New Twitter head Elon Musk said Tuesday the site will charge $8 per month to verify users' accounts, arguing the plan would upend the platform's "current lords & peasants system" and create a new revenue stream for the company.
The announcement comes days after the world's wealthiest man took sole control of the social media giant in a contentious $44 billion deal.
"Power to the people! Blue for $8/month," he tweeted, in reference to the platform's famous blue checkmark that signals a verified, authentic account.
The new plan's pricing would be adjusted by country "proportionate to purchasing power parity," Musk added in the replies to his original tweet, and would also include "priority" in replying to and searching posts, which he called "essential to defeat spam/scam."

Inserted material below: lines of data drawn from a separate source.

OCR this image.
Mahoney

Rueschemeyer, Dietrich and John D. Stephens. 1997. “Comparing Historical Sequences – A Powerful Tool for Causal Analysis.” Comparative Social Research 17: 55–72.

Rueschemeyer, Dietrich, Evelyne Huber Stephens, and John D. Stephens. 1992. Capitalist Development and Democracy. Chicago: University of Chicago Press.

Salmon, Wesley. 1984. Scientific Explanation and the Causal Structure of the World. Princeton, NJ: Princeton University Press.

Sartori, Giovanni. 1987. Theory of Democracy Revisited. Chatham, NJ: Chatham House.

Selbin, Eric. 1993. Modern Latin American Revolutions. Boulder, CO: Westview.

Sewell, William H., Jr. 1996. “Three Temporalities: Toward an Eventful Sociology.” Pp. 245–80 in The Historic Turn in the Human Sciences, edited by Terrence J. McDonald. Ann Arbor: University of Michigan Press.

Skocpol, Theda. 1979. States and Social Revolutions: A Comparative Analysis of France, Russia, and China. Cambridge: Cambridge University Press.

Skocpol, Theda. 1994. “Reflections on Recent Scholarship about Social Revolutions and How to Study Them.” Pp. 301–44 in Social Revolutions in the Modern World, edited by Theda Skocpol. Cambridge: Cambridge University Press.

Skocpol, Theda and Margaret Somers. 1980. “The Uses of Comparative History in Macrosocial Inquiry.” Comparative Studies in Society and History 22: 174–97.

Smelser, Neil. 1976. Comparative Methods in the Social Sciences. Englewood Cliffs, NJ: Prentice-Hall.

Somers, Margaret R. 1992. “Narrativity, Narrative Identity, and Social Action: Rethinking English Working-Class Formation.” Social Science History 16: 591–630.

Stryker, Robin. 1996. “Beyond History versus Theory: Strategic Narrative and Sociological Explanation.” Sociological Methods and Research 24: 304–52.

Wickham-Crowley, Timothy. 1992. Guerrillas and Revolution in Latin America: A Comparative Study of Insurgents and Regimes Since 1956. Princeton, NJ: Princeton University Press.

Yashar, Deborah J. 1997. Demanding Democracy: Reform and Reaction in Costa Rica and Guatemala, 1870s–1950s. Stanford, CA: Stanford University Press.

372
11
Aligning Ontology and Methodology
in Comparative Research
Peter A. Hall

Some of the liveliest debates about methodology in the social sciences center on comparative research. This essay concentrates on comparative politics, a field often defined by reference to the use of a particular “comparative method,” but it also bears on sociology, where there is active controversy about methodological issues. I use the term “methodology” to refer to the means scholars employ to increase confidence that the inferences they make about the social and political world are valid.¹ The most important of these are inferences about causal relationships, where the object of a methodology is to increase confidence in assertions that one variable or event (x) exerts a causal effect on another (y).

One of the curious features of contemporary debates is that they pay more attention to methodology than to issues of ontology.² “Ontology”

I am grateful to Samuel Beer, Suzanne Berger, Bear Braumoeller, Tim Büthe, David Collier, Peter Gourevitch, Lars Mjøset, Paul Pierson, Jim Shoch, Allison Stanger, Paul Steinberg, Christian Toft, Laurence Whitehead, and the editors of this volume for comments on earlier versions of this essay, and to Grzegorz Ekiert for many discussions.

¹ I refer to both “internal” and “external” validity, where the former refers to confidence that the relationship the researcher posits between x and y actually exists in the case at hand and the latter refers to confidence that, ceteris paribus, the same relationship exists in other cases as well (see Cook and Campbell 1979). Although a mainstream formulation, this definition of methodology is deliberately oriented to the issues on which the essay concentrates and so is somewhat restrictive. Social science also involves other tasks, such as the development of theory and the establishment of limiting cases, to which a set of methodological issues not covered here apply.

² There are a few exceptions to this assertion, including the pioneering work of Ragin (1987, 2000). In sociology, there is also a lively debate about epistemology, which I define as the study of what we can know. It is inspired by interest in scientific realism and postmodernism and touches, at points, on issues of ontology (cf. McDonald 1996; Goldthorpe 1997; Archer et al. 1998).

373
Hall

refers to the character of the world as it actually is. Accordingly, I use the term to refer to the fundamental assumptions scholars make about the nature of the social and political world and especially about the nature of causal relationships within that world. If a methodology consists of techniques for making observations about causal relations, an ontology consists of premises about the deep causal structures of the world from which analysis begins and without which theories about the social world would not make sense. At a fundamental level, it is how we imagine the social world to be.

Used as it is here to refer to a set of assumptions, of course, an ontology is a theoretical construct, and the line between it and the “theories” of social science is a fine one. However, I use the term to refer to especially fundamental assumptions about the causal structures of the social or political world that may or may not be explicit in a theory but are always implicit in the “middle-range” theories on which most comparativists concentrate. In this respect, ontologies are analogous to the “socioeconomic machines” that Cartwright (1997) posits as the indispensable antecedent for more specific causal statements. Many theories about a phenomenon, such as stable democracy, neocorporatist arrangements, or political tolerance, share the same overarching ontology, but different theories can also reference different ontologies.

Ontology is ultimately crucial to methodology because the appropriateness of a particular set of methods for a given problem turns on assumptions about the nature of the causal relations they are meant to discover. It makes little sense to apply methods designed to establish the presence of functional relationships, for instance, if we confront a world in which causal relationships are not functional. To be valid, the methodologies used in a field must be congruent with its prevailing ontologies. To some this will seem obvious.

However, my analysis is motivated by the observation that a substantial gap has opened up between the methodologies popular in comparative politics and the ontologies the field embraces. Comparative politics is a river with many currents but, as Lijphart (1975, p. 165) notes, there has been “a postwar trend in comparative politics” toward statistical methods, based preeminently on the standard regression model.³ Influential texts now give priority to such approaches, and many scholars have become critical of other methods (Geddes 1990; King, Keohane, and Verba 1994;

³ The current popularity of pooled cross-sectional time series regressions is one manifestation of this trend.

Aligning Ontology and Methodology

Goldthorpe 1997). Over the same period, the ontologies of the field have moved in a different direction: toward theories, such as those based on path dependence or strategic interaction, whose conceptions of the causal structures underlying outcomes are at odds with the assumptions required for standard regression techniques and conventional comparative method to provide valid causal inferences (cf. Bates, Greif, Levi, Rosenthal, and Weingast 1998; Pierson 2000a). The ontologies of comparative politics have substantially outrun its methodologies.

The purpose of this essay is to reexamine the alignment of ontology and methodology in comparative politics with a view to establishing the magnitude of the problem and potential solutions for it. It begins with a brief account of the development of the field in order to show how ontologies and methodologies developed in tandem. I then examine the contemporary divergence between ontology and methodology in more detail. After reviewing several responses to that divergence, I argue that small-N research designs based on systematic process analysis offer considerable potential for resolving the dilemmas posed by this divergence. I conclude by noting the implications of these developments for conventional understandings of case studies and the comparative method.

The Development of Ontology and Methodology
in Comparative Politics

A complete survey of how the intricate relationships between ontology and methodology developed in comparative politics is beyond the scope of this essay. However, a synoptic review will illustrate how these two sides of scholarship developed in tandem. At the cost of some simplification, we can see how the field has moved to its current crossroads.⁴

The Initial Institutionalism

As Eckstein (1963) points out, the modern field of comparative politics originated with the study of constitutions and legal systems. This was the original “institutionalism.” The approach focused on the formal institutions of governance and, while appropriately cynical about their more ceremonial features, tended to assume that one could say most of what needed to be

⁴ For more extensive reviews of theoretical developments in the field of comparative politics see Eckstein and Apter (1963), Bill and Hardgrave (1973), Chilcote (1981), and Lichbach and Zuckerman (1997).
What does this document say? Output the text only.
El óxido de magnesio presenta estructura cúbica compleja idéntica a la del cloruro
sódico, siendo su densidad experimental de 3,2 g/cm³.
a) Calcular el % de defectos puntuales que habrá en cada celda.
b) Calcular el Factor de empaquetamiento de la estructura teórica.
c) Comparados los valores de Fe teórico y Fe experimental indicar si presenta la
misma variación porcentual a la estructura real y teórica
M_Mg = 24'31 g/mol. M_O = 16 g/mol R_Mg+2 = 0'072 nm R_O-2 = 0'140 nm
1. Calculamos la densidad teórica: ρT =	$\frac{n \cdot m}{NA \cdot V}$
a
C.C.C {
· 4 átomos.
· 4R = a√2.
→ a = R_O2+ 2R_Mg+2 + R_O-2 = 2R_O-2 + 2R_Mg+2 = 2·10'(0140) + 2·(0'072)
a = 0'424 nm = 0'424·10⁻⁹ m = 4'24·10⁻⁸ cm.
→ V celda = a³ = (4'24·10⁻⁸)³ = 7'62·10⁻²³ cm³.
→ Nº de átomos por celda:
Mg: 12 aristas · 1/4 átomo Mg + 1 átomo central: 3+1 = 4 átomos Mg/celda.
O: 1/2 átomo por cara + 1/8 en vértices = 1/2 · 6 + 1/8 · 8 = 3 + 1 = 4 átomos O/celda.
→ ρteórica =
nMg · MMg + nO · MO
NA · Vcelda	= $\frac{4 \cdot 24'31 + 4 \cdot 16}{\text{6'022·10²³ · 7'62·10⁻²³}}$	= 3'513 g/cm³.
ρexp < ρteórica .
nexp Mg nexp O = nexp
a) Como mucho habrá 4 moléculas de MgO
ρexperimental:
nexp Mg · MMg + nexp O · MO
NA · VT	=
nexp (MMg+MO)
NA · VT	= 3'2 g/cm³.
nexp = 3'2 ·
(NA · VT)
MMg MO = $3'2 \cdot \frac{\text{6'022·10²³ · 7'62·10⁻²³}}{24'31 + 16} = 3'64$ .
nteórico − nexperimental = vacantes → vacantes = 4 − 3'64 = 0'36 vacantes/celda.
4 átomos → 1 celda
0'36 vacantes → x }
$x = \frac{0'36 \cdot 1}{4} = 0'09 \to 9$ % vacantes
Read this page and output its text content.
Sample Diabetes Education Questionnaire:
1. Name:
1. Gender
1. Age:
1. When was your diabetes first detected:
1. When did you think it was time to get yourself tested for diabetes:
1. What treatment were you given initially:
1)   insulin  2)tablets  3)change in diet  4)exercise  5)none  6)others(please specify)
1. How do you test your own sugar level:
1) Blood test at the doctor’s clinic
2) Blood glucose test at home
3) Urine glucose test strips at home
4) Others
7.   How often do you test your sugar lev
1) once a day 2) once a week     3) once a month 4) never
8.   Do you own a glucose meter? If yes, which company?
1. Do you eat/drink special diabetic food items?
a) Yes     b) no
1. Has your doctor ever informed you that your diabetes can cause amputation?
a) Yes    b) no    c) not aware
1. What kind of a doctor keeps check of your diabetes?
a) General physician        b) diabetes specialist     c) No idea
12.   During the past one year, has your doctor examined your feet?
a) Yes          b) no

There would also be expanded video abilities, fewer ads, and the possibility for users to get a "paywall bypass for publishers willing to work with us," he said.
"This will also give Twitter a revenue stream to reward content creators," Musk tweeted.
In addition to offering verification privileges, the new program would take over the existing functions of Twitter Blue – currently available for $5 per month – which, for example, allows users to edit their tweets.
The SpaceX and Tesla chief floated the $8 subscription fee idea earlier Tuesday in a tweet reply to author Stephen King, who was complaining about reports that the verification service could cost $20 per month.
"We need to pay the bills somehow!" Musk responded.
"Twitter cannot rely entirely on advertisers. How about $8?"
The proposal is only one part of a series of sweeping changes the 51-year-old entrepreneur has implemented at Twitter, with the entire board, including CEO Parag Agrawal, let go last week.
The Washington Post has reported that Musk, whose account bio currently reads "Twitter Complaint Hotline Operator," plans to fire some 75 percent of his new company's 7,500 employees.
Musk's previous comments condemning Twitter's content moderation policies as heavy-handed – as well as his frequent posts of boundary-testing memes – has given pause to some advertisers, the company's main source of revenue.
He tried to calm the nerves by reassuring that the site would not become a "free-for-all hellscape," and announced the formation of a content moderation council.